La Turandot andata in scena a Roma ieri 22 marzo non ha convinto il pubblico, soprattutto per la regia dell'artista dissidente cinese Ai Weiwei, che ha deciso di legare la vicenda ai fatti di attualità più strettamente contemporanei, dalla pandemia alla guerra in Ucraina, e di proporre il dramma pucciniano nella versione originale che si ferma alla morte di Liù, senza il finale aggiunto da Franco Alfano dopo la morte del compositore.

Applausi tipiedi quindi, ma non per tutti. La direttrice d'orchestra, scrive l'agenzia Ansa, l'ucraina Oksana Lyniv, artefice sul podio di una conduzione musicale salda del dramma, ha riscosso successo, e la sua presenza, con quella di altri due artisti ucraini in scena, il soprano Oksana Dyka nel ruolo di Turandot e il baritono Andrii Ganchuk che ha impersonato un mandarino, ha aggiunto un carico emotivo particolare allo spettacolo.

Lyniv, infatti, nelle scorse settimane si è espressa in modo netto contro l'invasione russa del suo paese e ha scritto una lettera aperta a Putin in cui tra l'altro ricorda che ''sotto il suono delle sirene nascono bambini ucraini e cresceranno nuovi guerrieri''.

Applausi rituali, continua l'Ansa, sono andati a Dyka e gli altri interpreti, con una enfasi particolare del pubblico per la intensa Liù del soprano Francesca Dotto, per il tenore americano Michael Fabiano convincente nel ruolo di Calaf e per il coro istruito da Roberto Gabbiani.

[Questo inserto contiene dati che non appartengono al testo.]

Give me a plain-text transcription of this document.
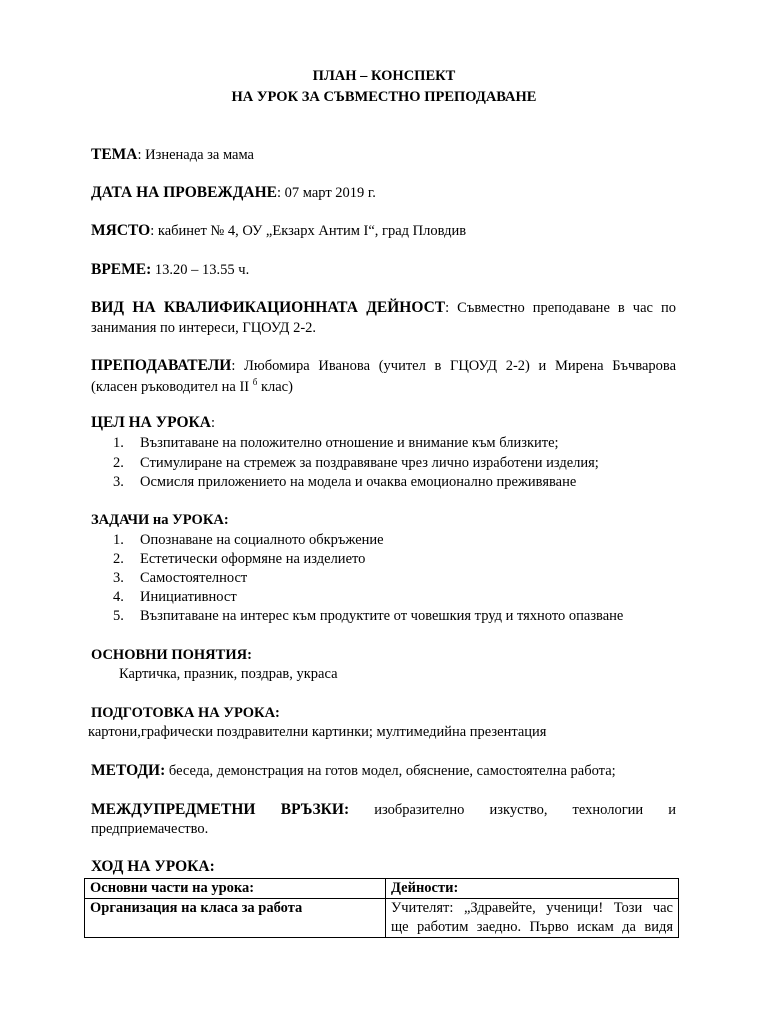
ПЛАН – КОНСПЕКТ
НА УРОК ЗА СЪВМЕСТНО ПРЕПОДАВАНЕ
ТЕМА: Изненада за мама
ДАТА НА ПРОВЕЖДАНЕ: 07 март 2019 г.
МЯСТО: кабинет № 4, ОУ „Екзарх Антим I“, град Пловдив
ВРЕМЕ: 13.20 – 13.55 ч.
ВИД НА КВАЛИФИКАЦИОННАТА ДЕЙНОСТ: Съвместно преподаване в час по
занимания по интереси, ГЦОУД 2-2.
ПРЕПОДАВАТЕЛИ: Любомира Иванова (учител в ГЦОУД 2-2) и Мирена Бъчварова
(класен ръководител на II $^б$ клас)
ЦЕЛ НА УРОКА:
1. Възпитаване на положително отношение и внимание към близките;
2. Стимулиране на стремеж за поздравяване чрез лично изработени изделия;
3. Осмисля приложението на модела и очаква емоционално преживяване
ЗАДАЧИ на УРОКА:
1. Опознаване на социалното обкръжение
2. Естетически оформяне на изделието
3. Самостоятелност
4. Инициативност
5. Възпитаване на интерес към продуктите от човешкия труд и тяхното опазване
ОСНОВНИ ПОНЯТИЯ:
Картичка, празник, поздрав, украса
ПОДГОТОВКА НА УРОКА:
картони,графически поздравителни картинки; мултимедийна презентация
МЕТОДИ: беседа, демонстрация на готов модел, обяснение, самостоятелна работа;
МЕЖДУПРЕДМЕТНИ ВРЪЗКИ: изобразително изкуство, технологии и
предприемачество.
ХОД НА УРОКА:
Основни части на урока:	Дейности:
Организация на класа за работа	Учителят: „Здравейте, ученици! Този час
ще работим заедно. Първо искам да видя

Che l'allestimento fosse improntato a una lettura contemporanea e schierata della vicenda che il libretto ambienta in una Pechino ai tempi delle favole, Ai Weiwei lo aveva dichiarato già due anni fa quando la messa in scena dell'opera programmata al Costanzi fu bloccata dal lockdown. Quella andata in scena nella prima di ieri (sono previste 7 repliche fino al 31 marzo), è una Turandot fortemente visiva e immersa nelle tragedie che in questi anni stanno scuotendo il mondo, ma la regia di Ai Weiwei, che firma anche scene, costumi e video, non è riuscita a coinvolgere gli spettatori.

"Non potevamo non tener conto che in questi due anni abbiamo affrontato la pandemia e in queste ultime settimane la guerra in Ucraina'', ha ricordato pochi giorni fa l'artista cinese. Costumi sfarzosi e azione statica sono stati accompagnati dallo scorrere ininterrotto sullo sfondo dei video sugli scontri di piazza nelle metropoli asiatiche tra polizia e dimostranti, lacrimogeni e molotov, corsie di ospedale di equipe mediche in mascherina, le immagini di guerra, terrorismo, rifugiati, campi profughi e clandestini sui gommoni.

Una scelta dall'effetto sicuramente di forte suggestione che ha però avuto in molti frangenti il risultato di distrarre dalla musica e da quanto avveniva in scena tra i personaggi, penalizzando per certi versi l'impianto complessivo.